Di questa duplice morte, si possono fare numerosi esempi. Il modello di persona che si integra davvero col sistema attuale, non è necessariamente il fascistoide che accetta politiche autoritarie, al contrario, il post sessantottino, pseudo rivoluzionario. Proprio perché – per noi studenti- rappresenta la falsa scelta della protesta; ma è proprio nel momento in cui noi crediamo di andare contro il sistema, siamo funzionali allo stesso favorendo chiaramente gli interessi del Barone di turno. Al Barone conviene il sessantottino che protesta, non il fascista. Perché rispetto al primo ci illude di essere liberi, ponendoci false scelte. 

Più la filosofia diventa la sceneggiatura di un “festival”, più non ci accorgiamo del fatto che vengono tagliati istituti di ricerca. Più ci pongono test, che ci illudono di “valutare” i professori, più accettiamo il sistema che mercifica e svaluta la didattica.

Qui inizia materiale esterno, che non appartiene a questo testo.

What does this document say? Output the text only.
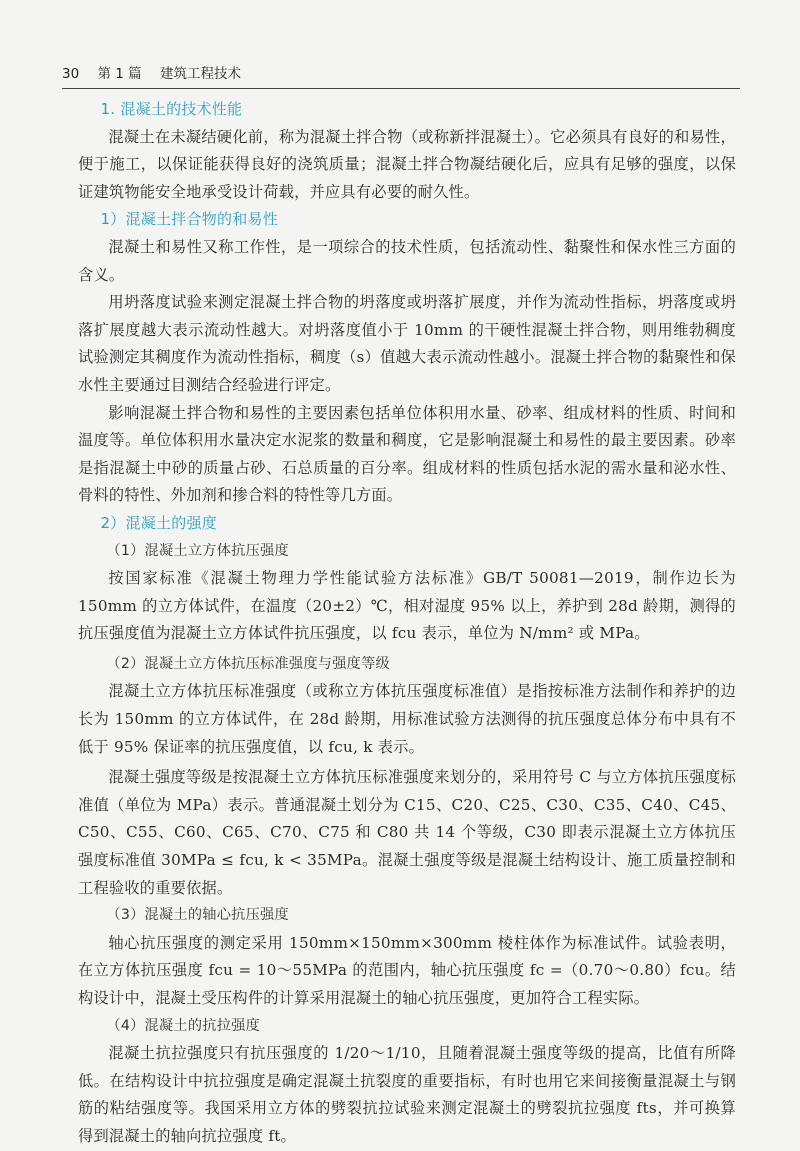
30 第 1 篇 建筑工程技术

1. 混凝土的技术性能

混凝土在未凝结硬化前，称为混凝土拌合物（或称新拌混凝土）。它必须具有良好的和易性，便于施工，以保证能获得良好的浇筑质量；混凝土拌合物凝结硬化后，应具有足够的强度，以保证建筑物能安全地承受设计荷载，并应具有必要的耐久性。

1）混凝土拌合物的和易性

混凝土和易性又称工作性，是一项综合的技术性质，包括流动性、黏聚性和保水性三方面的含义。

用坍落度试验来测定混凝土拌合物的坍落度或坍落扩展度，并作为流动性指标，坍落度或坍落扩展度越大表示流动性越大。对坍落度值小于 10mm 的干硬性混凝土拌合物，则用维勃稠度试验测定其稠度作为流动性指标，稠度（s）值越大表示流动性越小。混凝土拌合物的黏聚性和保水性主要通过目测结合经验进行评定。

影响混凝土拌合物和易性的主要因素包括单位体积用水量、砂率、组成材料的性质、时间和温度等。单位体积用水量决定水泥浆的数量和稠度，它是影响混凝土和易性的最主要因素。砂率是指混凝土中砂的质量占砂、石总质量的百分率。组成材料的性质包括水泥的需水量和泌水性、骨料的特性、外加剂和掺合料的特性等几方面。

2）混凝土的强度

（1）混凝土立方体抗压强度

按国家标准《混凝土物理力学性能试验方法标准》GB/T 50081—2019，制作边长为 150mm 的立方体试件，在温度（20±2）℃，相对湿度 95% 以上，养护到 28d 龄期，测得的抗压强度值为混凝土立方体试件抗压强度，以 fcu 表示，单位为 N/mm² 或 MPa。

（2）混凝土立方体抗压标准强度与强度等级

混凝土立方体抗压标准强度（或称立方体抗压强度标准值）是指按标准方法制作和养护的边长为 150mm 的立方体试件，在 28d 龄期，用标准试验方法测得的抗压强度总体分布中具有不低于 95% 保证率的抗压强度值，以 fcu, k 表示。

混凝土强度等级是按混凝土立方体抗压标准强度来划分的，采用符号 C 与立方体抗压强度标准值（单位为 MPa）表示。普通混凝土划分为 C15、C20、C25、C30、C35、C40、C45、C50、C55、C60、C65、C70、C75 和 C80 共 14 个等级，C30 即表示混凝土立方体抗压强度标准值 30MPa ≤ fcu, k < 35MPa。混凝土强度等级是混凝土结构设计、施工质量控制和工程验收的重要依据。

（3）混凝土的轴心抗压强度

轴心抗压强度的测定采用 150mm×150mm×300mm 棱柱体作为标准试件。试验表明，在立方体抗压强度 fcu = 10～55MPa 的范围内，轴心抗压强度 fc =（0.70～0.80）fcu。结构设计中，混凝土受压构件的计算采用混凝土的轴心抗压强度，更加符合工程实际。

（4）混凝土的抗拉强度

混凝土抗拉强度只有抗压强度的 1/20～1/10，且随着混凝土强度等级的提高，比值有所降低。在结构设计中抗拉强度是确定混凝土抗裂度的重要指标，有时也用它来间接衡量混凝土与钢筋的粘结强度等。我国采用立方体的劈裂抗拉试验来测定混凝土的劈裂抗拉强度 fts，并可换算得到混凝土的轴向抗拉强度 ft。
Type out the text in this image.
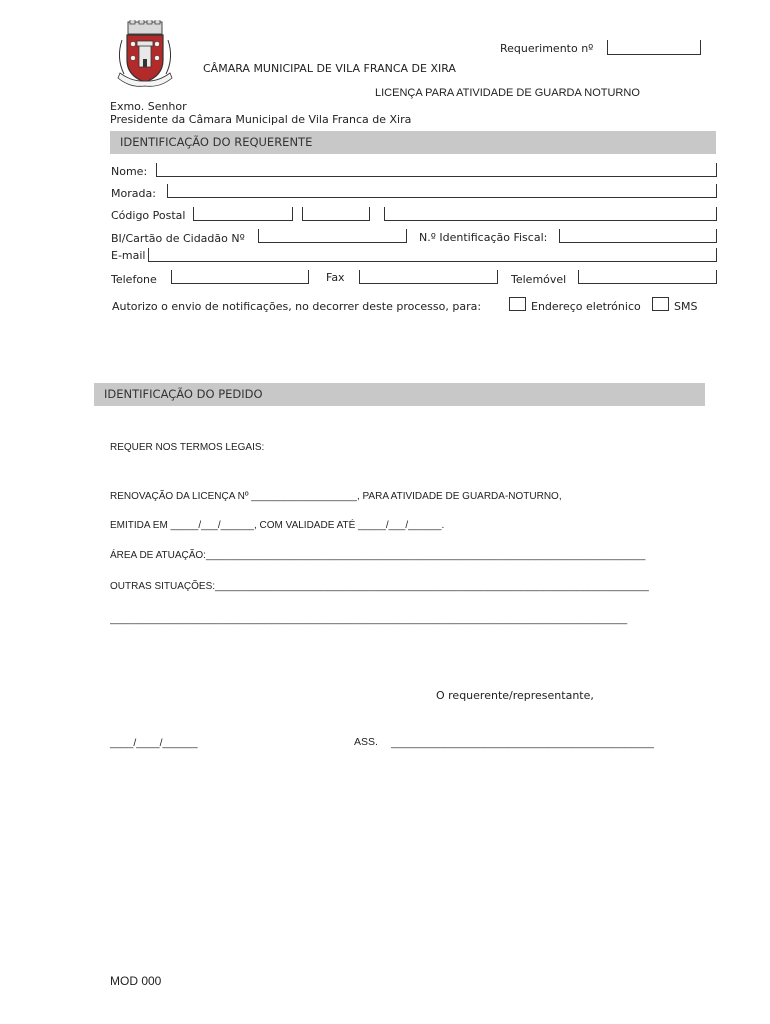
Requerimento nº
CÂMARA MUNICIPAL DE VILA FRANCA DE XIRA
LICENÇA PARA ATIVIDADE DE GUARDA NOTURNO
Exmo. Senhor
Presidente da Câmara Municipal de Vila Franca de Xira
IDENTIFICAÇÃO DO REQUERENTE
Nome:
Morada:
Código Postal
BI/Cartão de Cidadão Nº	N.º Identificação Fiscal:
E-mail
Telefone	Fax	Telemóvel
Autorizo o envio de notificações, no decorrer deste processo, para:	Endereço eletrónico	SMS
IDENTIFICAÇÃO DO PEDIDO
REQUER NOS TERMOS LEGAIS:
RENOVAÇÃO DA LICENÇA Nº ___________________, PARA ATIVIDADE DE GUARDA-NOTURNO,
EMITIDA EM _____/___/______, COM VALIDADE ATÉ _____/___/______.
ÁREA DE ATUAÇÃO:_______________________________________________________________________________
OUTRAS SITUAÇÕES:______________________________________________________________________________
_____________________________________________________________________________________________
O requerente/representante,
____/____/______	ASS. _____________________________________________
MOD 000
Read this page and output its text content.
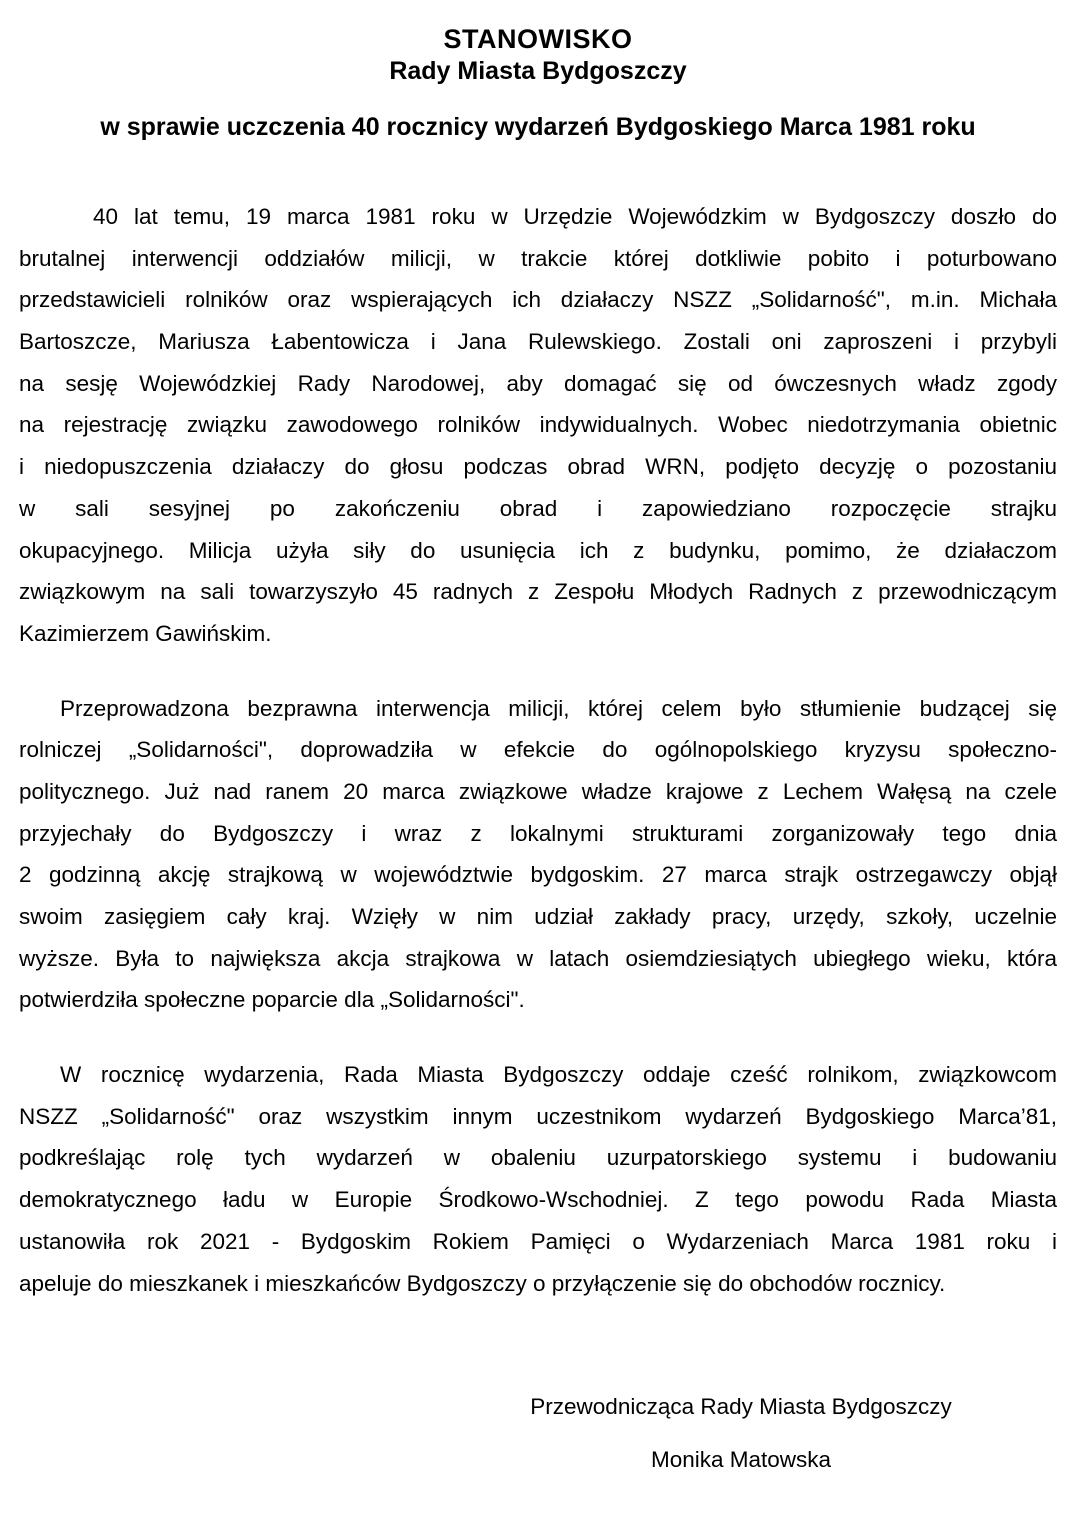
STANOWISKO
Rady Miasta Bydgoszczy
w sprawie uczczenia 40 rocznicy wydarzeń Bydgoskiego Marca 1981 roku
40 lat temu, 19 marca 1981 roku w Urzędzie Wojewódzkim w Bydgoszczy doszło do
brutalnej interwencji oddziałów milicji, w trakcie której dotkliwie pobito i poturbowano
przedstawicieli rolników oraz wspierających ich działaczy NSZZ „Solidarność", m.in. Michała
Bartoszcze, Mariusza Łabentowicza i Jana Rulewskiego. Zostali oni zaproszeni i przybyli
na sesję Wojewódzkiej Rady Narodowej, aby domagać się od ówczesnych władz zgody
na rejestrację związku zawodowego rolników indywidualnych. Wobec niedotrzymania obietnic
i niedopuszczenia działaczy do głosu podczas obrad WRN, podjęto decyzję o pozostaniu
w sali sesyjnej po zakończeniu obrad i zapowiedziano rozpoczęcie strajku
okupacyjnego. Milicja użyła siły do usunięcia ich z budynku, pomimo, że działaczom
związkowym na sali towarzyszyło 45 radnych z Zespołu Młodych Radnych z przewodniczącym
Kazimierzem Gawińskim.
Przeprowadzona bezprawna interwencja milicji, której celem było stłumienie budzącej się
rolniczej „Solidarności", doprowadziła w efekcie do ogólnopolskiego kryzysu społeczno-
politycznego. Już nad ranem 20 marca związkowe władze krajowe z Lechem Wałęsą na czele
przyjechały do Bydgoszczy i wraz z lokalnymi strukturami zorganizowały tego dnia
2 godzinną akcję strajkową w województwie bydgoskim. 27 marca strajk ostrzegawczy objął
swoim zasięgiem cały kraj. Wzięły w nim udział zakłady pracy, urzędy, szkoły, uczelnie
wyższe. Była to największa akcja strajkowa w latach osiemdziesiątych ubiegłego wieku, która
potwierdziła społeczne poparcie dla „Solidarności".
W rocznicę wydarzenia, Rada Miasta Bydgoszczy oddaje cześć rolnikom, związkowcom
NSZZ „Solidarność" oraz wszystkim innym uczestnikom wydarzeń Bydgoskiego Marca’81,
podkreślając rolę tych wydarzeń w obaleniu uzurpatorskiego systemu i budowaniu
demokratycznego ładu w Europie Środkowo-Wschodniej. Z tego powodu Rada Miasta
ustanowiła rok 2021 - Bydgoskim Rokiem Pamięci o Wydarzeniach Marca 1981 roku i
apeluje do mieszkanek i mieszkańców Bydgoszczy o przyłączenie się do obchodów rocznicy.
Przewodnicząca Rady Miasta Bydgoszczy
Monika Matowska
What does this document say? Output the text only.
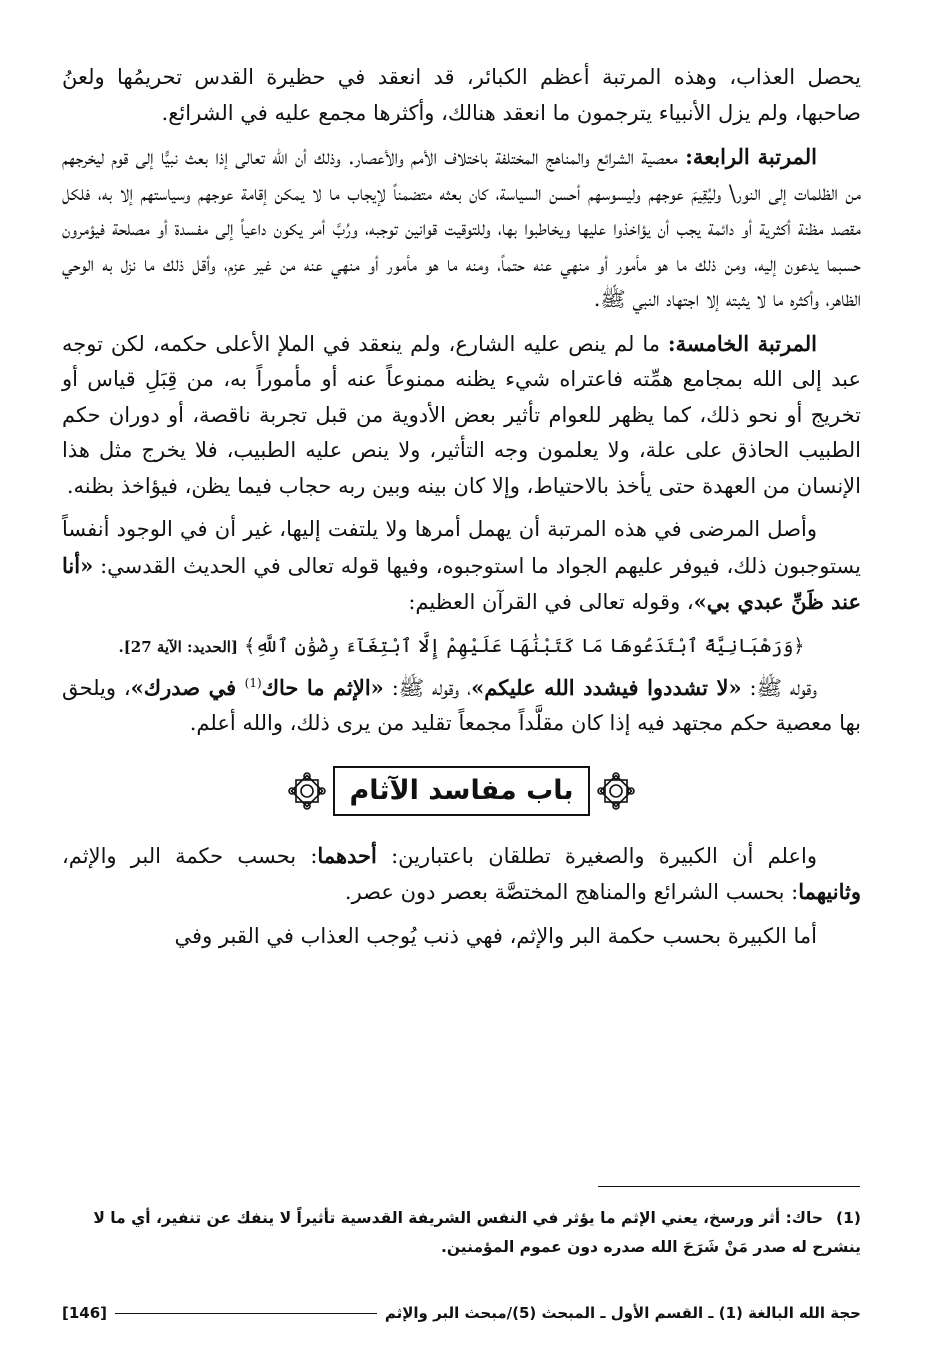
يحصل العذاب، وهذه المرتبة أعظم الكبائر، قد انعقد في حظيرة القدس تحريمُها ولعنُ صاحبها، ولم يزل الأنبياء يترجمون ما انعقد هنالك، وأكثرها مجمع عليه في الشرائع.

المرتبة الرابعة: معصية الشرائع والمناهج المختلفة باختلاف الأمم والأعصار. وذلك أن الله تعالى إذا بعث نبيًّا إلى قوم ليخرجهم من الظلمات إلى النور\ وليُقِيمَ عوجهم وليسوسهم أحسن السياسة، كان بعثه متضمناً لإيجاب ما لا يمكن إقامة عوجهم وسياستهم إلا به، فلكل مقصد مظنة أكثرية أو دائمة يجب أن يؤاخذوا عليها ويخاطبوا بها، وللتوقيت قوانين توجبه، ورُبَّ أمر يكون داعياً إلى مفسدة أو مصلحة فيؤمرون حسبما يدعون إليه، ومن ذلك ما هو مأمور أو منهي عنه حتماً، ومنه ما هو مأمور أو منهي عنه من غير عزم، وأقل ذلك ما نزل به الوحي الظاهر، وأكثره ما لا يثبته إلا اجتهاد النبي ﷺ.

المرتبة الخامسة: ما لم ينص عليه الشارع، ولم ينعقد في الملإ الأعلى حكمه، لكن توجه عبد إلى الله بمجامع همِّته فاعتراه شيء يظنه ممنوعاً عنه أو مأموراً به، من قِبَلِ قياس أو تخريج أو نحو ذلك، كما يظهر للعوام تأثير بعض الأدوية من قبل تجربة ناقصة، أو دوران حكم الطبيب الحاذق على علة، ولا يعلمون وجه التأثير، ولا ينص عليه الطبيب، فلا يخرج مثل هذا الإنسان من العهدة حتى يأخذ بالاحتياط، وإلا كان بينه وبين ربه حجاب فيما يظن، فيؤاخذ بظنه.

وأصل المرضى في هذه المرتبة أن يهمل أمرها ولا يلتفت إليها، غير أن في الوجود أنفساً يستوجبون ذلك، فيوفر عليهم الجواد ما استوجبوه، وفيها قوله تعالى في الحديث القدسي: «أنا عند ظَنِّ عبدي بي»، وقوله تعالى في القرآن العظيم:

﴿وَرَهْبَانِيَّةً ٱبْتَدَعُوهَا مَا كَتَبْنَٰهَا عَلَيْهِمْ إِلَّا ٱبْتِغَآءَ رِضْوَٰنِ ٱللَّهِ﴾ [الحديد: الآية 27].

وقوله ﷺ: «لا تشددوا فيشدد الله عليكم»، وقوله ﷺ: «الإثم ما حاك$^{(1)}$ في صدرك»، ويلحق بها معصية حكم مجتهد فيه إذا كان مقلَّداً مجمعاً تقليد من يرى ذلك، والله أعلم.

باب مفاسد الآثام

واعلم أن الكبيرة والصغيرة تطلقان باعتبارين: أحدهما: بحسب حكمة البر والإثم، وثانيهما: بحسب الشرائع والمناهج المختصَّة بعصر دون عصر.

أما الكبيرة بحسب حكمة البر والإثم، فهي ذنب يُوجب العذاب في القبر وفي

(1)حاك: أثر ورسخ، يعني الإثم ما يؤثر في النفس الشريفة القدسية تأثيراً لا ينفك عن تنفير، أي ما لا ينشرح له صدر مَنْ شَرَحَ الله صدره دون عموم المؤمنين.
حجة الله البالغة (1) ـ القسم الأول ـ المبحث (5)/مبحث البر والإثم
[146]
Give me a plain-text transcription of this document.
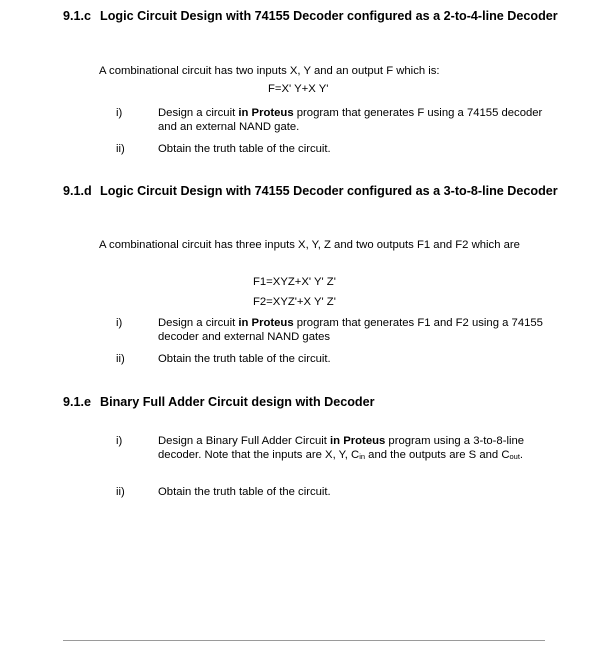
9.1.c Logic Circuit Design with 74155 Decoder configured as a 2-to-4-line Decoder
A combinational circuit has two inputs X, Y and an output F which is:
F=X' Y+X Y'
i)	Design a circuit in Proteus program that generates F using a 74155 decoder and an external NAND gate.
ii)	Obtain the truth table of the circuit.
9.1.d Logic Circuit Design with 74155 Decoder configured as a 3-to-8-line Decoder
A combinational circuit has three inputs X, Y, Z and two outputs F1 and F2 which are
F1=XYZ+X' Y' Z'
F2=XYZ'+X Y' Z'
i)	Design a circuit in Proteus program that generates F1 and F2 using a 74155 decoder and external NAND gates
ii)	Obtain the truth table of the circuit.
9.1.e Binary Full Adder Circuit design with Decoder
i)	Design a Binary Full Adder Circuit in Proteus program using a 3-to-8-line decoder. Note that the inputs are X, Y, $C_{in}$ and the outputs are S and $C_{out}$.
ii)	Obtain the truth table of the circuit.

Nel momento in cui tutto sarà diventato un festival da circo, allora sarà davvero la doppia morte della filosofia.

Filosofia è, in una parola, libertà. La libertà non la si chiede a qualcuno, ma generalmente la si prende e basta. Non la si insegna o impara, ma la si vive, testimoniandola. Allora, davanti, a tutto ciò bisogna porre un netto rifiuto, una profonda e sentita “rinuncia” alla spettacolarizzazione. Per dirla col Pasolini che - poco prima di morire - si scagliava contro falsa tolleranza e falso laicismo: “Contro tutto questo - concludeva voi non dovete fare altro (io credo) che continuare semplicemente a essere voi stessi: il che significa essere continuamente irriconoscibili. Dimenticate subito i grandi successi e continuate imperterriti, ostinati, eternamente contrari, a pretendere, a volere, a identificarvi col diverso; a scandalizzare; a bestemmiare". 

Appurato questo, possiamo adesso - davvero - comprendere Badiou: "Il mio secondo manifesto cerca quindi di de-moralizzare la filosofia, di rovesciare il verdetto che la consegna alla vacuità di 'filosofie' tanto onnipresenti quanto asservite. Essa rinnova il legame con ciò che può illuminare l'azione di alcune verità eterne. Illuminazione che conduce la filosofia al di là della figura dell'uomo e dei suoi 'diritti', al di là di ogni moralismo, nel luogo in cui, alla luce dell'idea, la vita diventa ben altra cosa che la sopravvivenza".